Jene Mütter und Väter befinden sich vielleicht aber auch schlicht und ergreifend in einer schlechten Phase und sei es, weil ihre Kinder gerade zahnen, irgendeinen Entwicklungsschub durchmachen oder die Lebensumstände einfach gerade mal so richtig kacke sind. Warum gestehen wir Babys und Kindern eigentlich “Phasen” zu, den Eltern, die hinten dran hängen aber nicht?

Vielleicht gilt es unterdessen auch zu hinterfragen, was beim genervten Gegenpart los ist, bzw. sogar gesamtgesellschaftlich im Argen liegen könnte. Ob wir als Individuen inzwischen vielleicht zu sehr angestrengt sind, unser Leben als einen dauergeilen Zustand zu optimieren und uns darüber die Empathie für all jene abgeht, die dahinter zurückbleiben. Anzunehmen, das Leben sei gänzlich frei bestimmbar jenseits von Anlagen und Biographie, scheint mir vor allem ein Lobgesang zu sein, der von der Kanzel des Neoliberalismus’ gepredigt wird.

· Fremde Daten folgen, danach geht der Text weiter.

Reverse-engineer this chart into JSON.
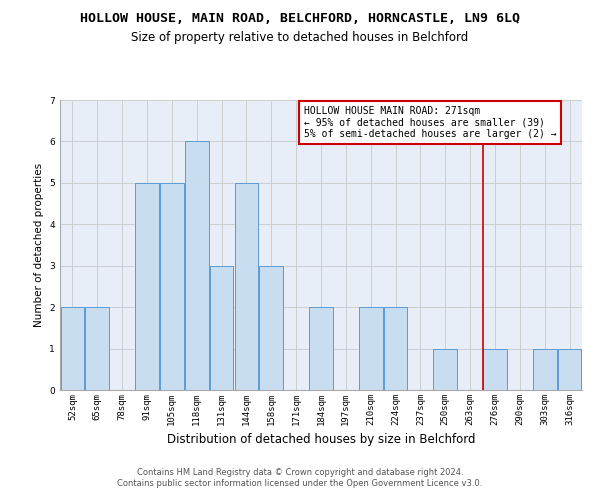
{
  "title": "HOLLOW HOUSE, MAIN ROAD, BELCHFORD, HORNCASTLE, LN9 6LQ",
  "subtitle": "Size of property relative to detached houses in Belchford",
  "xlabel": "Distribution of detached houses by size in Belchford",
  "ylabel": "Number of detached properties",
  "categories": [
    "52sqm",
    "65sqm",
    "78sqm",
    "91sqm",
    "105sqm",
    "118sqm",
    "131sqm",
    "144sqm",
    "158sqm",
    "171sqm",
    "184sqm",
    "197sqm",
    "210sqm",
    "224sqm",
    "237sqm",
    "250sqm",
    "263sqm",
    "276sqm",
    "290sqm",
    "303sqm",
    "316sqm"
  ],
  "values": [
    2,
    2,
    0,
    5,
    5,
    6,
    3,
    5,
    3,
    0,
    2,
    0,
    2,
    2,
    0,
    1,
    0,
    1,
    0,
    1,
    1
  ],
  "bar_color": "#c9ddf0",
  "bar_edgecolor": "#5b9bd5",
  "bar_linewidth": 0.7,
  "vline_color": "#cc0000",
  "vline_linewidth": 1.2,
  "vline_index": 16.5,
  "annotation_text": "HOLLOW HOUSE MAIN ROAD: 271sqm\n← 95% of detached houses are smaller (39)\n5% of semi-detached houses are larger (2) →",
  "annotation_box_edgecolor": "#cc0000",
  "annotation_box_facecolor": "#ffffff",
  "ylim": [
    0,
    7
  ],
  "yticks": [
    0,
    1,
    2,
    3,
    4,
    5,
    6,
    7
  ],
  "grid_color": "#c8c8c8",
  "background_color": "#e8eef8",
  "footer_text": "Contains HM Land Registry data © Crown copyright and database right 2024.\nContains public sector information licensed under the Open Government Licence v3.0.",
  "title_fontsize": 9.5,
  "subtitle_fontsize": 8.5,
  "xlabel_fontsize": 8.5,
  "ylabel_fontsize": 7.5,
  "tick_fontsize": 6.5,
  "annotation_fontsize": 7,
  "footer_fontsize": 6
}
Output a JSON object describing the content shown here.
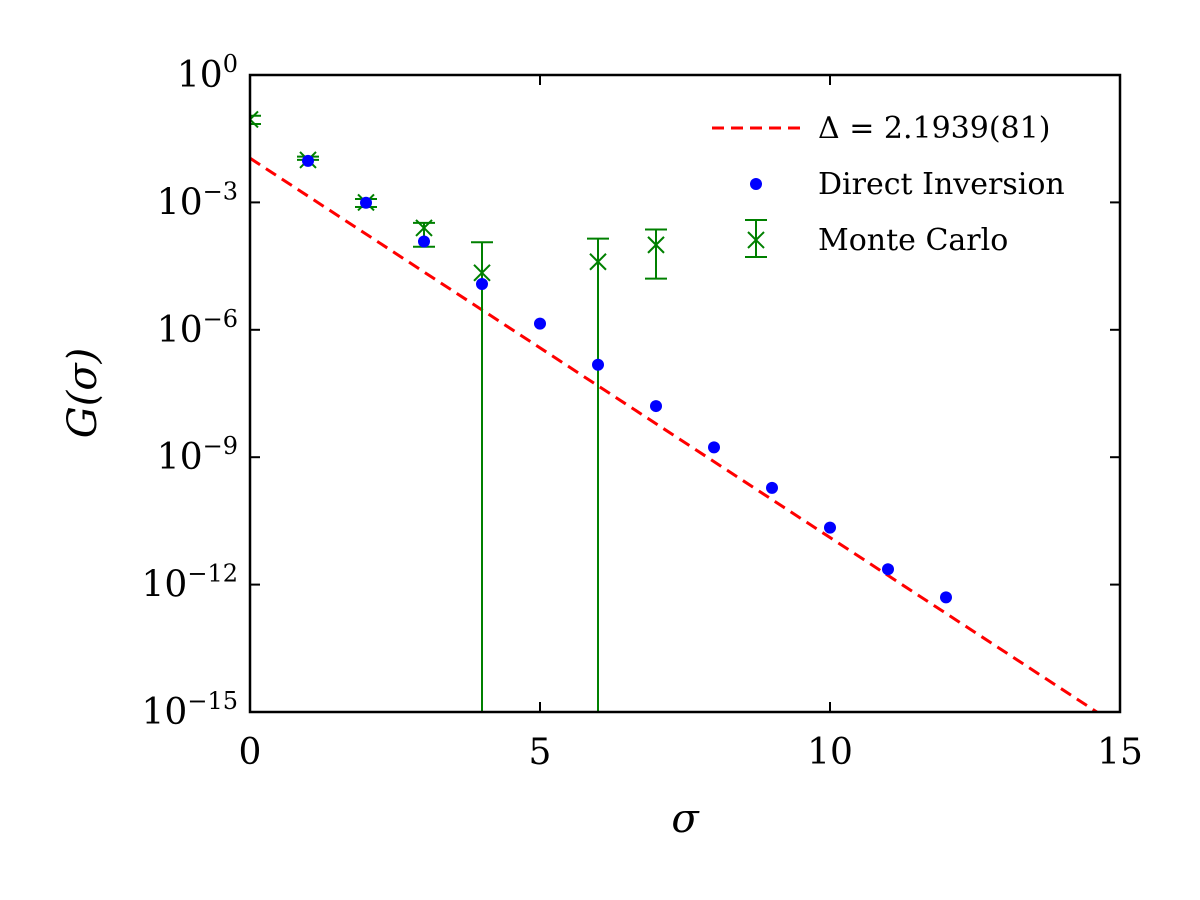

Man muss nicht immer Verständnis haben, aber…

Dass es schwer ist, immer Verständnis für eine per se unzufriedene Person aufzubringen, ist unterdessen schon klar. Meist meint das ja auch keine Antipathie dem- oder derjenigen gegenüber, eher Hilflosigkeit, wenn man feststellt, dass der oder die Klagende vielleicht gar nicht bereit ist, das Tal der Tränen zu verlassen oder das vermeintliche Opfer sogar zum Angriff ansetzt, den eigenen mehr oder weniger entspannten Lifestyle hinterfragt.

Ich kann trotzdem immer wieder nur feststellen, wie notwendig ich finde, dem Gegenüber eher mal ’ne Runde extra den Kopf zu kraulen, anstatt mit ihm ins Gefecht zu ziehen. Es gibt nun mal keinen Schalter, den man umlegen kann und darauf ein supergeiles Leben führt. Manchmal braucht es viele Jahre, gar ein ganzes Leben, um ein selbstbestimmtes Leben jenseits der Herkunft führen zu können. Ganz zu schweigen von vererbten Strukturen, Traumata und all diesem crazy shit.

Wenn man stattdessen aber immerzu bis zu den Zähnen bewaffnet auf einen potenziellen Angreifer des eigenen lifestyles lauert – auch wenn der eher unter den halbtoten, weil immer nölenden Eltern-Zombies zu verorten ist -, verursacht das ganz sicher irgendwann immer: neue Opfer.